Toronto’s rental market may finally be cooling, but affordability remains out of reach for many residents, even those earning close to six figures. A new national report from SingleKey shows that the average Toronto renter now earns $94,370, making them the highest-earning tenants in Canada. Still, the path to homeownership in the city is slipping further out of reach.
Toronto Renters Earn the Most in Canada
According to SingleKey’s analysis of hundreds of thousands of rental applications across the country, Toronto renters have stronger financial profiles than tenants in Calgary, Winnipeg, Montreal, Halifax, and even Vancouver.
Key findings include:
- Average Toronto renter income: $94,370
- National average renter income: $67,536
- Average Toronto rent: $2,581
- Average monthly non-mortgage debt payments: ~$693
Despite higher living costs, Toronto renters boast:
- The highest credit scores of any major city surveyed
- Lower rent-to-income ratios than the national average
- Lower rent+debt-to-income ratios compared to other large urban centers
- Lower rates of insolvency issues, including:
- Bankruptcy: 1.1 percent (vs. 3.3 percent nationally)
- Collections issues: 4.3 percent (vs. 11.6 percent nationally)
This data shows that Toronto tenants are financially stable overall, but stability does not equal affordability.
Why Toronto Renters Still Can’t Buy
Even with impressive incomes, today’s renters are locked out of the market due to high home prices, steep mortgage qualification requirements, and rapid population growth.
The report highlights a major shift: renting is no longer a transitional phase for young adults. Instead, it has become a long-term lifestyle.

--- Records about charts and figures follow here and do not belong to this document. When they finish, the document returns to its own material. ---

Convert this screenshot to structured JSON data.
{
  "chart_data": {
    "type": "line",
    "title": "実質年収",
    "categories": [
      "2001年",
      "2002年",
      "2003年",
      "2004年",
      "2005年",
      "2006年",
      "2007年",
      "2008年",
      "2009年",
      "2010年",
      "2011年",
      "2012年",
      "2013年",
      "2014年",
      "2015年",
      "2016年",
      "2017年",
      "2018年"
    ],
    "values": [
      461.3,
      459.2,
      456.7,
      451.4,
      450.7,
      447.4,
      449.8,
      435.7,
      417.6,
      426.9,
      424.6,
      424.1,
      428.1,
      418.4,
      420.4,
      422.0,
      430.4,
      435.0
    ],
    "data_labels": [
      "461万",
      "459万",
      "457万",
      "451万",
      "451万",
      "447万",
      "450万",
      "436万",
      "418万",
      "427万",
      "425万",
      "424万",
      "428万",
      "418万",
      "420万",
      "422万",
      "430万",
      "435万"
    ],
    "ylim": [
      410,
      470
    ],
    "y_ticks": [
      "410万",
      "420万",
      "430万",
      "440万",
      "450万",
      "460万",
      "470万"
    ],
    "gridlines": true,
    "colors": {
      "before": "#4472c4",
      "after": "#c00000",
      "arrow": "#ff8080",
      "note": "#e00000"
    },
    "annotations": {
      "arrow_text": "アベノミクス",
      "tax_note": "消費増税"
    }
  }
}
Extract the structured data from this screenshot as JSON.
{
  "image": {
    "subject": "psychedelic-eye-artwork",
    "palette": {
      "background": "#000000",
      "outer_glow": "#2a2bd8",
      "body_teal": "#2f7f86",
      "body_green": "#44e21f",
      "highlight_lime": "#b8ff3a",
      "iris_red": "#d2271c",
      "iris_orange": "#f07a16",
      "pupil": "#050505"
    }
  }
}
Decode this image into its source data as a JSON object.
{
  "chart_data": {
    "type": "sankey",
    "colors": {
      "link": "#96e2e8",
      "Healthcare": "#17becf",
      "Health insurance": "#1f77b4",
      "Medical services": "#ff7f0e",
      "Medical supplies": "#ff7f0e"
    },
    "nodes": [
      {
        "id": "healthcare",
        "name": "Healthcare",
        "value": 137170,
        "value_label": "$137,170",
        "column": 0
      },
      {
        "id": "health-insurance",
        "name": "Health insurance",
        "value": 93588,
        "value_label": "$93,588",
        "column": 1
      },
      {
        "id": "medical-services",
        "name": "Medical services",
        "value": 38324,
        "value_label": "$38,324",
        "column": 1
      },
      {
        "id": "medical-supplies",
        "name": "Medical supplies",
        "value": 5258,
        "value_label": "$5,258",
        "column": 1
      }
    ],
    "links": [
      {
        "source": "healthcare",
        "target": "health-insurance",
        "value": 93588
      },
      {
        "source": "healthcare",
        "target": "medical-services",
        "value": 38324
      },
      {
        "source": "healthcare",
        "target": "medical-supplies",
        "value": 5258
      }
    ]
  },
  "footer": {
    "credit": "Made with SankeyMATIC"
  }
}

Renting Is No Longer Short-Term
The typical Toronto renter is now 34 years old, compared to the traditional idea of renting in your 20s before purchasing a home. SingleKey notes that renting nationwide has evolved into a long-term stage of life, with:
- Median renter age: 31 to 33 years
- 12 percent of renting households now raising children
- Families increasingly staying in rentals rather than transitioning to ownership
This signals that affordability challenges are not temporary – they are structural.
The 30 Percent Rule Isn’t Cutting It Anymore
Toronto renters spend an average of 30.6 percent of their income on rent, placing them in the middle of the cities surveyed. While this sits just above the recommended threshold for a “comfortable” living wage, it still reflects growing strain as incomes fail to keep pace with housing costs.
Other major cities exceed Toronto’s ratio:
- Vancouver: 35.6 percent
- Halifax: 34.2 percent
- Montreal: 32.3 percent
Even in cities with cheaper housing, affordability is worsening.
What This Means Going Forward
The data paints a clear picture:
- Toronto renters are highly qualified, financially stable, and earning strong incomes.
- Despite this, homeownership remains unattainable for many due to price growth, borrowing costs, and competition.
- Renting is no longer a brief stop before buying – it is now the long-term norm for a large percentage of Canadians.
As affordability challenges deepen across the country, the gap between income growth and housing costs continues to define the Canadian real estate landscape.